Komen cancer foundation 'oversells mammograms'
Experts accused the breast cancer foundation of overselling pre-emptive mammography and understating the risks.
By Agence France-PresseFri, Aug 03 2012 at 5:48 AM EST
Medical experts on Friday accused a major U.S. breast cancer
foundation known for its high-profile "pink ribbon" campaign of
overselling pre-emptive mammography and understating the risks.
The Susan G. Komen for the Cure foundation uses misleading statistics in its pro-screening campaigns, two doctors from The Dartmouth Institute for Health Policy and Clinical Practice in New Hampshire wrote in the BMJ medical journal.
"Unfortunately, there is a big mismatch between the strength of
evidence in support of screening and the strength of Komen's advocacy
for it," professors Steven Woloshin and Lisa Schwartz wrote.
They take issue with a Komen poster comparing the 98-percent five-year
survival rate for breast cancer when caught early, with a 23-percent
rate for later diagnosis.
Comparing the two figures did not say anything about the benefits of
screening, they argued, and in reality a mammogram only narrowly
decreases the chances that a 50-year-old woman will die from breast
cancer within 10 years from 0.53 percent to 0.46 percent.
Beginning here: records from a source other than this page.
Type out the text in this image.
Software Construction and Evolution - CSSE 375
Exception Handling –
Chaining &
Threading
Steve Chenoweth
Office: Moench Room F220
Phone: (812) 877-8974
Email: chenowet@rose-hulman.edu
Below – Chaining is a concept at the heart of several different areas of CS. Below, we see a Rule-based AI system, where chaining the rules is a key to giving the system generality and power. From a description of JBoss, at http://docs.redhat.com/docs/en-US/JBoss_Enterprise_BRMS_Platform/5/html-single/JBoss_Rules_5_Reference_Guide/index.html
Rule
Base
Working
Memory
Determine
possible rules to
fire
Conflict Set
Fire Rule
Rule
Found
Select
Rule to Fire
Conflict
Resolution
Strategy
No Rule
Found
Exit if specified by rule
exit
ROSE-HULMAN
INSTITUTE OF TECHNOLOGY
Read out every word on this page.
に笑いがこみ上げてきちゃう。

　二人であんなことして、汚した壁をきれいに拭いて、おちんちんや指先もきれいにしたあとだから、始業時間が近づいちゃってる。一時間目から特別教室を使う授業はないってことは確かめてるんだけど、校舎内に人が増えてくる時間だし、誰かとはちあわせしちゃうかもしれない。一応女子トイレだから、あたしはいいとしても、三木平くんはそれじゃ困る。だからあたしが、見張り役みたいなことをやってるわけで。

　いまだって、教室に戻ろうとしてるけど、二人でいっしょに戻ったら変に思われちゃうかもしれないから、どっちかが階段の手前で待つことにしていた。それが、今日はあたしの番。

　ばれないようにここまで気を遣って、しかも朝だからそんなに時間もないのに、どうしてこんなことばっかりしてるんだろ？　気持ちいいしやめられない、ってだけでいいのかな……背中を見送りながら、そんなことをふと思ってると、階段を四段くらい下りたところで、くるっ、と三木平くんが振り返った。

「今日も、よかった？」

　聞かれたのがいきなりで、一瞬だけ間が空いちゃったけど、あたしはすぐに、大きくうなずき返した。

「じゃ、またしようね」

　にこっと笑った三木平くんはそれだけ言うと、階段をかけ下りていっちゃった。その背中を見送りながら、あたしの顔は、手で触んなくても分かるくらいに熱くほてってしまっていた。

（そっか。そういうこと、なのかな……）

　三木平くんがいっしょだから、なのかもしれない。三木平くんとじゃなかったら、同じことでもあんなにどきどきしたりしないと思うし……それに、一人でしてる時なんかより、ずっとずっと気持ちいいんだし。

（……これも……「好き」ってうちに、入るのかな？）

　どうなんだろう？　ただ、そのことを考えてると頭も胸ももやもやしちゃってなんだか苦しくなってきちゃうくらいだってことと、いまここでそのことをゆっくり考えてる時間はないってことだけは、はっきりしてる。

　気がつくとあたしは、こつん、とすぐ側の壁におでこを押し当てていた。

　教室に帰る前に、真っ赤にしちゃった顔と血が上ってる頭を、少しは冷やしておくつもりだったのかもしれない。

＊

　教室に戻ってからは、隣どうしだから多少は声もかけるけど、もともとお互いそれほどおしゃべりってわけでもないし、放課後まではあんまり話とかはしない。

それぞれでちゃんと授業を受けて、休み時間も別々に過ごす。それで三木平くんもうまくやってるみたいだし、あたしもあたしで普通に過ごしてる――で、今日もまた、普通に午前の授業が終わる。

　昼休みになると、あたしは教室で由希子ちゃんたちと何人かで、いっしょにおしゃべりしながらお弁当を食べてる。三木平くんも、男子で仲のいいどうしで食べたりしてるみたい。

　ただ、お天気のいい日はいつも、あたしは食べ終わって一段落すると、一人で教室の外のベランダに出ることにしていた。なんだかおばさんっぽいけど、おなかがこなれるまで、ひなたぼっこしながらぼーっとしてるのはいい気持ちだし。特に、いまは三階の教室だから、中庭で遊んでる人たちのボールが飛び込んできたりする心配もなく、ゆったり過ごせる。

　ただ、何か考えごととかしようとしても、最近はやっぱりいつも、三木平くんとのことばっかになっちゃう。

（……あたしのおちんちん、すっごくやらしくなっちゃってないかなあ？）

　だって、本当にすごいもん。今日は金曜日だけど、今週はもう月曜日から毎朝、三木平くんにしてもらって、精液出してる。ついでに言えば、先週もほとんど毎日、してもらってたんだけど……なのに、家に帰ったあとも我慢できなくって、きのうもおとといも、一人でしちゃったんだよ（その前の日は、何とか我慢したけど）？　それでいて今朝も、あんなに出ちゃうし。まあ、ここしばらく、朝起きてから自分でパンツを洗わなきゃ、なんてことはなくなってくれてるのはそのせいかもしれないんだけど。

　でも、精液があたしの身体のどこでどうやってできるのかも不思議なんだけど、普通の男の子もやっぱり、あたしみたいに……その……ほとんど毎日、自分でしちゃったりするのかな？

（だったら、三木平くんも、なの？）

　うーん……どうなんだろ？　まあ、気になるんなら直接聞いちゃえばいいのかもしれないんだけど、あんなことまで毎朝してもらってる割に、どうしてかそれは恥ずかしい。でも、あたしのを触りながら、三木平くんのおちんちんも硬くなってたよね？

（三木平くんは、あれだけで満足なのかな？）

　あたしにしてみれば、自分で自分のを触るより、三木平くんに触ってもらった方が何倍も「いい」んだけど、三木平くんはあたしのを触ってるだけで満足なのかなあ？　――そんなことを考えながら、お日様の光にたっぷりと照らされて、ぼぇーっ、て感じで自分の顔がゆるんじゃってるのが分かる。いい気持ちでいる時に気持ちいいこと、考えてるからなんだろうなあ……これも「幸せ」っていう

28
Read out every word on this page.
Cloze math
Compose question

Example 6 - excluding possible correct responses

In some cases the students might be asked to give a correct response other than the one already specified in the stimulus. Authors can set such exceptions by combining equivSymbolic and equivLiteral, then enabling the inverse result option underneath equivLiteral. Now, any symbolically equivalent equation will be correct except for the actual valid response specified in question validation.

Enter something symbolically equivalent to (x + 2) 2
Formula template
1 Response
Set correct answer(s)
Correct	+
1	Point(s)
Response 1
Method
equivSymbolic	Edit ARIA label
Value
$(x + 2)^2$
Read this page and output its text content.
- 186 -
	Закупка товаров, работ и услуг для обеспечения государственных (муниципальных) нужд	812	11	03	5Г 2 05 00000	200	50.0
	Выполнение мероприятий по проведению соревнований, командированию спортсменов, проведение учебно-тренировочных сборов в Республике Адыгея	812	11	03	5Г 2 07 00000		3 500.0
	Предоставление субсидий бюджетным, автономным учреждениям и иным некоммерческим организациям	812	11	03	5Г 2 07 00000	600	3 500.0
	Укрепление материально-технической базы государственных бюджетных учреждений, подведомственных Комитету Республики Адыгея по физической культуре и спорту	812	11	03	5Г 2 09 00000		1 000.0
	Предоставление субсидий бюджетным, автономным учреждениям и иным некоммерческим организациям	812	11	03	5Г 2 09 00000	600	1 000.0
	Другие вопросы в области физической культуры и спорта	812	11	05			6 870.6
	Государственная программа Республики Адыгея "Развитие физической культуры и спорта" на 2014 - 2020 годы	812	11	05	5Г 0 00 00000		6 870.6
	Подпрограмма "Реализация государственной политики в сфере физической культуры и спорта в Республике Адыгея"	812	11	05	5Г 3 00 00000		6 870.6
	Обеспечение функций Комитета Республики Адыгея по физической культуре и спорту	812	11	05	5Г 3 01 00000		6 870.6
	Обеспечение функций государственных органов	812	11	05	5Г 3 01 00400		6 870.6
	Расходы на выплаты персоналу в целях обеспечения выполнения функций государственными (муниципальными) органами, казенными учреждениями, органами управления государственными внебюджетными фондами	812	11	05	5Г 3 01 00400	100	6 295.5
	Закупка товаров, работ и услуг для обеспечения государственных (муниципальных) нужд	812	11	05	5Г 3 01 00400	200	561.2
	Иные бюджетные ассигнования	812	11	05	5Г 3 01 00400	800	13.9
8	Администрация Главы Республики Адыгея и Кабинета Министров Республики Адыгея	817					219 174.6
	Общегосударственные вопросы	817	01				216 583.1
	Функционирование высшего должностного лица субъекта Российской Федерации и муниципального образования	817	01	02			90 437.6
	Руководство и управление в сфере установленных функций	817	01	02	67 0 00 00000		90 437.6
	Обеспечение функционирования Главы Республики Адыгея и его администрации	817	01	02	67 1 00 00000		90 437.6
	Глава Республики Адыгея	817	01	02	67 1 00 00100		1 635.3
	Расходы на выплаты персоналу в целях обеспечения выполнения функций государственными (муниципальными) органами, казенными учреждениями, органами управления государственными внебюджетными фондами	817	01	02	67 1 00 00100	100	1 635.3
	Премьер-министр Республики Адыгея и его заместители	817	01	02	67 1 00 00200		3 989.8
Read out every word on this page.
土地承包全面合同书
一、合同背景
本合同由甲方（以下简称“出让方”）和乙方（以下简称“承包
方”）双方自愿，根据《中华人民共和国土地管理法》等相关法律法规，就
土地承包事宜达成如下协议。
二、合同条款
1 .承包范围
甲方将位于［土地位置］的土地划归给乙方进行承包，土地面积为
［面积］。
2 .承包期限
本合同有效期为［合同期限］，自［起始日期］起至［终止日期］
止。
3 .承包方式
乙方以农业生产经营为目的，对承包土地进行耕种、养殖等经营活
Breast cancer treatments are more effective today, and some question
whether screening mammography has any benefit whatsoever, wrote the
pair.
They accused Komen of overlooking the potential harms, with up to half
of women screened annually over 10 years experiencing at least one
false alarm that requires a biopsy.
Screening also results in overdiagnosis — detecting cancers that would
never have killed or even caused symptoms in a person's lifetime, and
unnecessary treatment.
"The Komen advertisement campaign failed to provide the facts," said
the piece. "Worse, it undermined decision making by misusing statistics
to generate false hope about the benefit of mammography screening."
In 2010, a report in the New England Journal of Medicine said mammograms have only a "modest" impact on reducing breast cancer deaths.
Komen, in a response to the BMJ comment, insisted that early detection
enables early treatment, which gives the best shot at survival.
"Everyone agrees that mammography isn't perfect, but it's the best
widely available detection tool that we have today," said Chandini
Portteus, the foundation's vice president of research, evaluation and
scientific programmes.
"We've said for years that science has to do better, which is why
Komen is putting millions of dollars into research to detect breast
cancer before symptoms start, through biomarkers, for example."
In February, Komen was embroiled in a controversy over its decision to stop funding for an abortion clinic group in the United States.